Additionally, the polyclonality of CSCs may have an impact on both tumor shape and heterogeneity [56]. The COVs revealed an inhomogeneous intensity voxel distribution, with values higher than 0.30, although no significant effect was found in patient prognosis in the present work.

Previous clinical studies and mathematical models support that the greatest proliferation is found near the interface between the solid tumor and the surrounding healthy tissue in GBM [27,57]. On the other hand, when the tumor grows, there is a peripheral displacement of more proliferative components explained by: (i) a decrease in the nutrient concentration at the center due to the lack of effective neovascularization and (ii) space constraints that make the duplication faster in the boundary than in the bulk. This dual phenomenon marks the appearance of a central necrotic core with the peripheral displacement of more proliferative cells seeking nutrients, and it explains the existence of a proliferative rim [58]. Therefore, in more proliferative tumors, the most malignant cells are expected to be located at the tumor border. Accordingly, the malignancy of cells may increase in average along the tumor radius: the further from the center, the more malignant the cell should be. In the present work, bigger tumors demonstrated a higher SmCD, which seems to support the previous hypothesis.

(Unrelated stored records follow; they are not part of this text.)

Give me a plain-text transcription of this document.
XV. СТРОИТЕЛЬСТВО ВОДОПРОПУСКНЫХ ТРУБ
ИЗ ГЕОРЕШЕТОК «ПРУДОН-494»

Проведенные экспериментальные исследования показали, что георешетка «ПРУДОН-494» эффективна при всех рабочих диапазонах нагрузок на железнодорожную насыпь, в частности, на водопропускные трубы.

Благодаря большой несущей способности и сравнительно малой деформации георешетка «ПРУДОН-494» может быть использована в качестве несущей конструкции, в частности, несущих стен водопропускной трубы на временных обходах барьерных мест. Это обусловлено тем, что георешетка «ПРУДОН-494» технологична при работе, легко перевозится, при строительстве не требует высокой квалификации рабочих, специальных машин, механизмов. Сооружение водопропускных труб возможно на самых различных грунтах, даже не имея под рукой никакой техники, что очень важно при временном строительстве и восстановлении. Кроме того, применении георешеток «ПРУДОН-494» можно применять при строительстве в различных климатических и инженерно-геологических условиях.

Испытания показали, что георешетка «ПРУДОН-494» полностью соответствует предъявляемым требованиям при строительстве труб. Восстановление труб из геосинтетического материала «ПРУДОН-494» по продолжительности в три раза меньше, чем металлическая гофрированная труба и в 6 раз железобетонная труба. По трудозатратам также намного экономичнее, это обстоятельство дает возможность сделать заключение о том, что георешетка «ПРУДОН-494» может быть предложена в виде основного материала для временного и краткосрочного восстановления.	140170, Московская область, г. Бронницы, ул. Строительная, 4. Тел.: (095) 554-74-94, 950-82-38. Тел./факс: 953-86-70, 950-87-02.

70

Choline analogue radiotracers are markers of cell membrane synthesis and are thus proliferation surrogates [59,60]. Mathematical models incorporating evolutionary dynamics on PET have shown that peak metabolic activity is expected to increase in magnitude and to move towards the tumor boundary as human solid tumors progress [17]. Similar results were obtained when analyzing tumor specimens concentrating active Ki-67 cells in the external portion of the tumors [61]. A previous work by our group evaluating patients with breast and non-small-cell lung cancers revealed the strength of the novel metric, normalized distance from peak activity (SUVmax) to centroid as a prognostic biomarker in comparison with the classical metrics [17]. In the present work, we used SUVpeak as a more reproducible, stable, and accurate metric than SUVmax [62,63]. However, in our sample of IDH-wt high-grade gliomas, no significant association of nSpCD with prognosis was found for the threshold chosen. The highly advanced proliferation in all GBMs could explain the finding that in most of the analyzed tumors, the SUVpeak was located further than the half of the radius. This fact probably limited the statistical potential of this variable as a marker of prognosis in these intrinsically more aggressive tumors.

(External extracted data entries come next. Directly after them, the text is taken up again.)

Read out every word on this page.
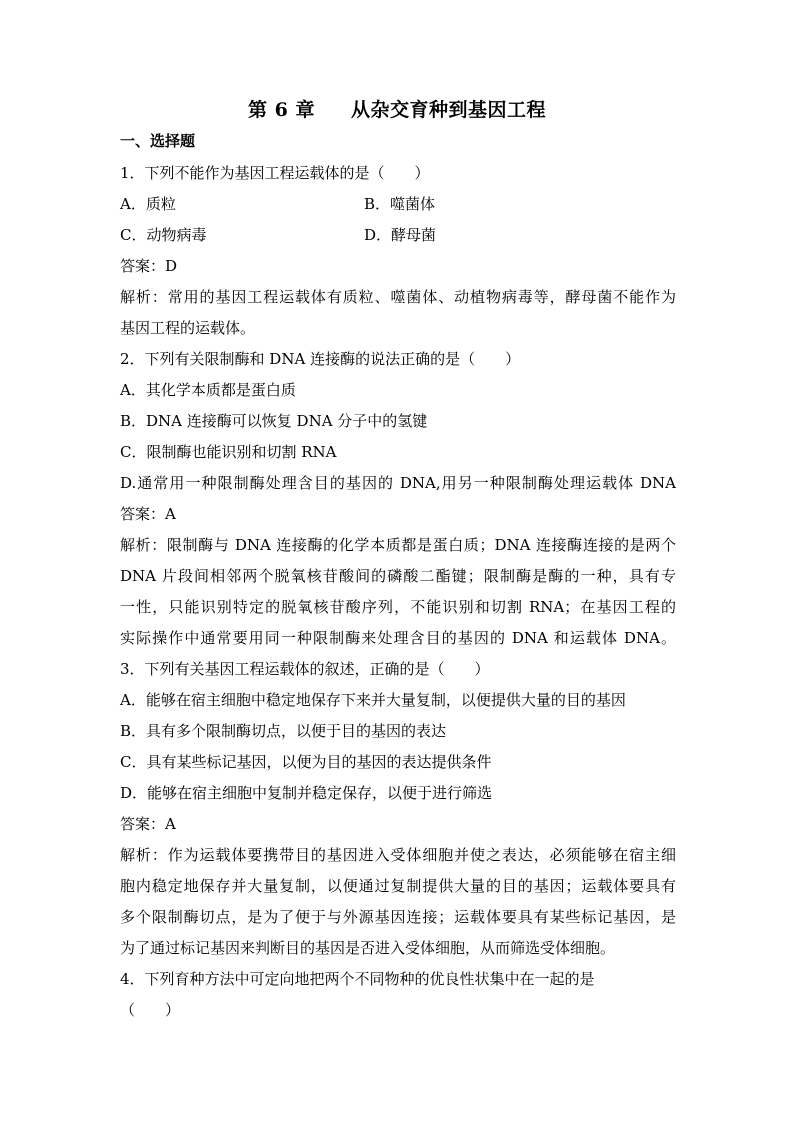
第 6 章 从杂交育种到基因工程
一、选择题
1．下列不能作为基因工程运载体的是（　　）
A．质粒	B．噬菌体
C．动物病毒	D．酵母菌
答案：D
解析：常用的基因工程运载体有质粒、噬菌体、动植物病毒等，酵母菌不能作为
基因工程的运载体。
2．下列有关限制酶和 DNA 连接酶的说法正确的是（　　）
A．其化学本质都是蛋白质
B．DNA 连接酶可以恢复 DNA 分子中的氢键
C．限制酶也能识别和切割 RNA
D.通常用一种限制酶处理含目的基因的 DNA,用另一种限制酶处理运载体 DNA
答案：A
解析：限制酶与 DNA 连接酶的化学本质都是蛋白质；DNA 连接酶连接的是两个
DNA 片段间相邻两个脱氧核苷酸间的磷酸二酯键；限制酶是酶的一种，具有专
一性，只能识别特定的脱氧核苷酸序列，不能识别和切割 RNA；在基因工程的
实际操作中通常要用同一种限制酶来处理含目的基因的 DNA 和运载体 DNA。
3．下列有关基因工程运载体的叙述，正确的是（　　）
A．能够在宿主细胞中稳定地保存下来并大量复制，以便提供大量的目的基因
B．具有多个限制酶切点，以便于目的基因的表达
C．具有某些标记基因，以便为目的基因的表达提供条件
D．能够在宿主细胞中复制并稳定保存，以便于进行筛选
答案：A
解析：作为运载体要携带目的基因进入受体细胞并使之表达，必须能够在宿主细
胞内稳定地保存并大量复制，以便通过复制提供大量的目的基因；运载体要具有
多个限制酶切点，是为了便于与外源基因连接；运载体要具有某些标记基因，是
为了通过标记基因来判断目的基因是否进入受体细胞，从而筛选受体细胞。
4．下列育种方法中可定向地把两个不同物种的优良性状集中在一起的是
（　　）
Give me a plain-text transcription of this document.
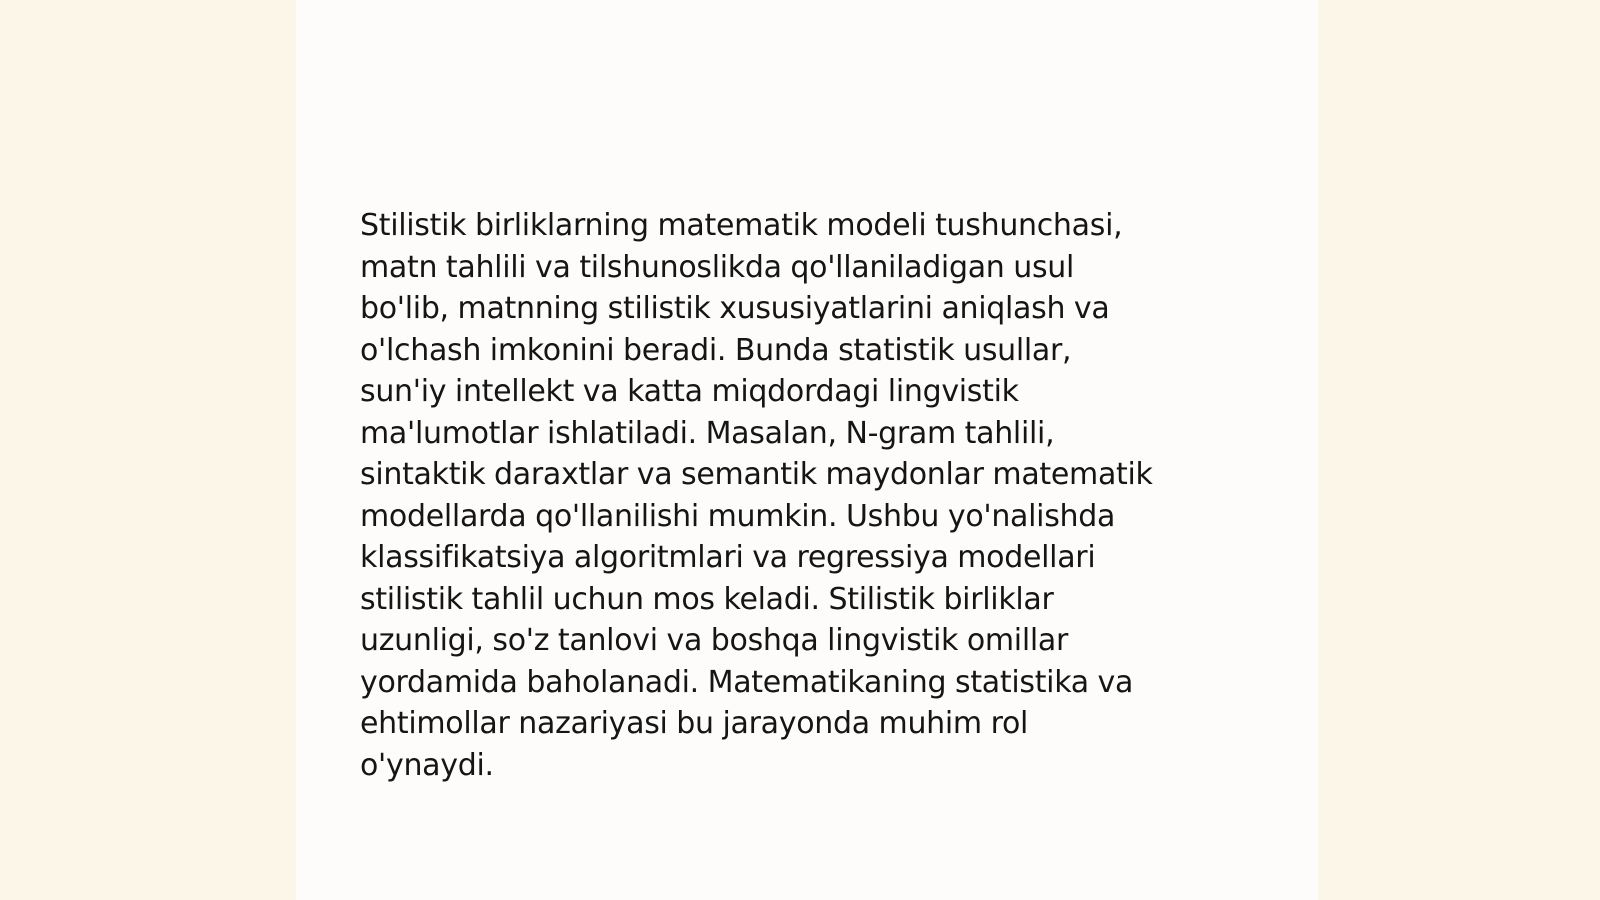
Stilistik birliklarning matematik modeli tushunchasi,
matn tahlili va tilshunoslikda qo'llaniladigan usul
bo'lib, matnning stilistik xususiyatlarini aniqlash va
o'lchash imkonini beradi. Bunda statistik usullar,
sun'iy intellekt va katta miqdordagi lingvistik
ma'lumotlar ishlatiladi. Masalan, N-gram tahlili,
sintaktik daraxtlar va semantik maydonlar matematik
modellarda qo'llanilishi mumkin. Ushbu yo'nalishda
klassifikatsiya algoritmlari va regressiya modellari
stilistik tahlil uchun mos keladi. Stilistik birliklar
uzunligi, so'z tanlovi va boshqa lingvistik omillar
yordamida baholanadi. Matematikaning statistika va
ehtimollar nazariyasi bu jarayonda muhim rol
o'ynaydi.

Regarding the limitations, the small sample could have affected our results, although we did find significant and relevant associations of some PET radiomics with patient prognosis compared with CE-MRI. In addition, because of the difficulties in the co-registration of hybrid images acquired with different equipment, we did not assess the voxel-level metrics of spatial similarity between PETs and CE-MRIs. However, based on the discrepancies observed between the two volumes, we anticipate a substantial mismatch between CE and PET positive areas.

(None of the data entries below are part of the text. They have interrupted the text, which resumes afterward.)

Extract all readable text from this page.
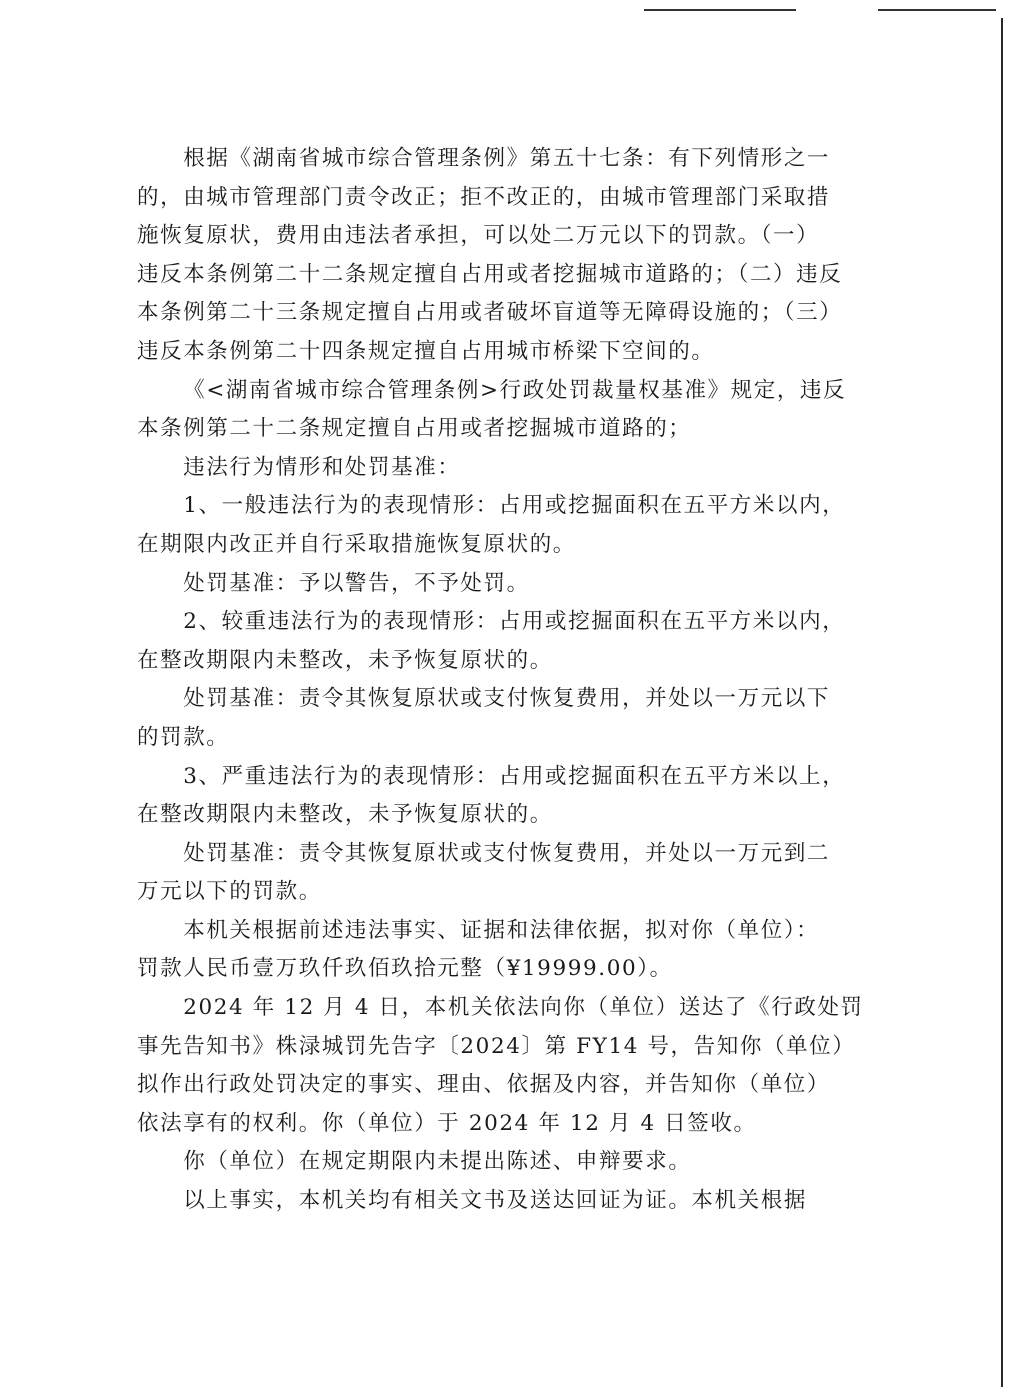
根据《湖南省城市综合管理条例》第五十七条：有下列情形之一
的，由城市管理部门责令改正；拒不改正的，由城市管理部门采取措
施恢复原状，费用由违法者承担，可以处二万元以下的罚款。（一）
违反本条例第二十二条规定擅自占用或者挖掘城市道路的；（二）违反
本条例第二十三条规定擅自占用或者破坏盲道等无障碍设施的；（三）
违反本条例第二十四条规定擅自占用城市桥梁下空间的。

《<湖南省城市综合管理条例>行政处罚裁量权基准》规定，违反
本条例第二十二条规定擅自占用或者挖掘城市道路的；

违法行为情形和处罚基准：

1、一般违法行为的表现情形：占用或挖掘面积在五平方米以内，
在期限内改正并自行采取措施恢复原状的。

处罚基准：予以警告，不予处罚。

2、较重违法行为的表现情形：占用或挖掘面积在五平方米以内，
在整改期限内未整改，未予恢复原状的。

处罚基准：责令其恢复原状或支付恢复费用，并处以一万元以下
的罚款。

3、严重违法行为的表现情形：占用或挖掘面积在五平方米以上，
在整改期限内未整改，未予恢复原状的。

处罚基准：责令其恢复原状或支付恢复费用，并处以一万元到二
万元以下的罚款。

本机关根据前述违法事实、证据和法律依据，拟对你（单位）：
罚款人民币壹万玖仟玖佰玖拾元整（¥19999.00）。

2024 年 12 月 4 日，本机关依法向你（单位）送达了《行政处罚
事先告知书》株渌城罚先告字〔2024〕第 FY14 号，告知你（单位）
拟作出行政处罚决定的事实、理由、依据及内容，并告知你（单位）
依法享有的权利。你（单位）于 2024 年 12 月 4 日签收。

你（单位）在规定期限内未提出陈述、申辩要求。

以上事实，本机关均有相关文书及送达回证为证。本机关根据
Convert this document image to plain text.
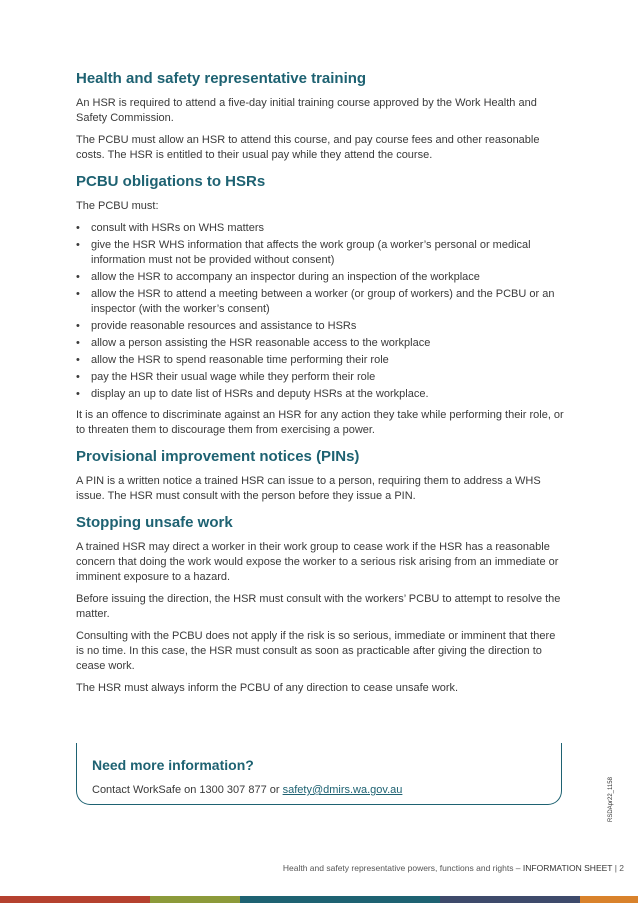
Health and safety representative training

An HSR is required to attend a five-day initial training course approved by the Work Health and Safety Commission.

The PCBU must allow an HSR to attend this course, and pay course fees and other reasonable costs. The HSR is entitled to their usual pay while they attend the course.

PCBU obligations to HSRs

The PCBU must:

• consult with HSRs on WHS matters
• give the HSR WHS information that affects the work group (a worker’s personal or medical information must not be provided without consent)
• allow the HSR to accompany an inspector during an inspection of the workplace
• allow the HSR to attend a meeting between a worker (or group of workers) and the PCBU or an inspector (with the worker’s consent)
• provide reasonable resources and assistance to HSRs
• allow a person assisting the HSR reasonable access to the workplace
• allow the HSR to spend reasonable time performing their role
• pay the HSR their usual wage while they perform their role
• display an up to date list of HSRs and deputy HSRs at the workplace.

It is an offence to discriminate against an HSR for any action they take while performing their role, or to threaten them to discourage them from exercising a power.

Provisional improvement notices (PINs)

A PIN is a written notice a trained HSR can issue to a person, requiring them to address a WHS issue. The HSR must consult with the person before they issue a PIN.

Stopping unsafe work

A trained HSR may direct a worker in their work group to cease work if the HSR has a reasonable concern that doing the work would expose the worker to a serious risk arising from an immediate or imminent exposure to a hazard.

Before issuing the direction, the HSR must consult with the workers’ PCBU to attempt to resolve the matter.

Consulting with the PCBU does not apply if the risk is so serious, immediate or imminent that there is no time. In this case, the HSR must consult as soon as practicable after giving the direction to cease work.

The HSR must always inform the PCBU of any direction to cease unsafe work.

Need more information?
Contact WorkSafe on 1300 307 877 or safety@dmirs.wa.gov.au	RSDApr22_1158
Health and safety representative powers, functions and rights – INFORMATION SHEET | 2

With respect to the strengths, we developed and explored the prognostic potential of the SCD, a novel geometric variable that might be able to define the geometric location of the peak metabolic activity in the tumor, as a surrogate marker of the invasiveness and proliferative power of IDH-wt high-grade gliomas. Furthermore, ¹⁸F-fluorocholine PET data could help in classifying patients into different prognostic groups. That information added to the improved discrimination of prognosis associated with the introduction of IDH status in comparison with the old WHO grade classification could help with identifying high-risk patients who warrant more aggressive therapies and closer follow-up.

5. Conclusions

Less spherical and multiple lesions on ¹⁸F-fluorocholine PET/CT, patient age, and Stupp protocol were relevant metabolic and clinical variables associated with the poorest prognosis in patients with IDH-wt high-grade gliomas.

We identified that ¹⁸F-fluorocholine PET/CT offers additional and robust information, with respect to CE-MRI, for finding the subgroup of IDH-wt glioma patients with the worst prognosis, establishing a basis for molecular subtyping using PET that could be defined in future works.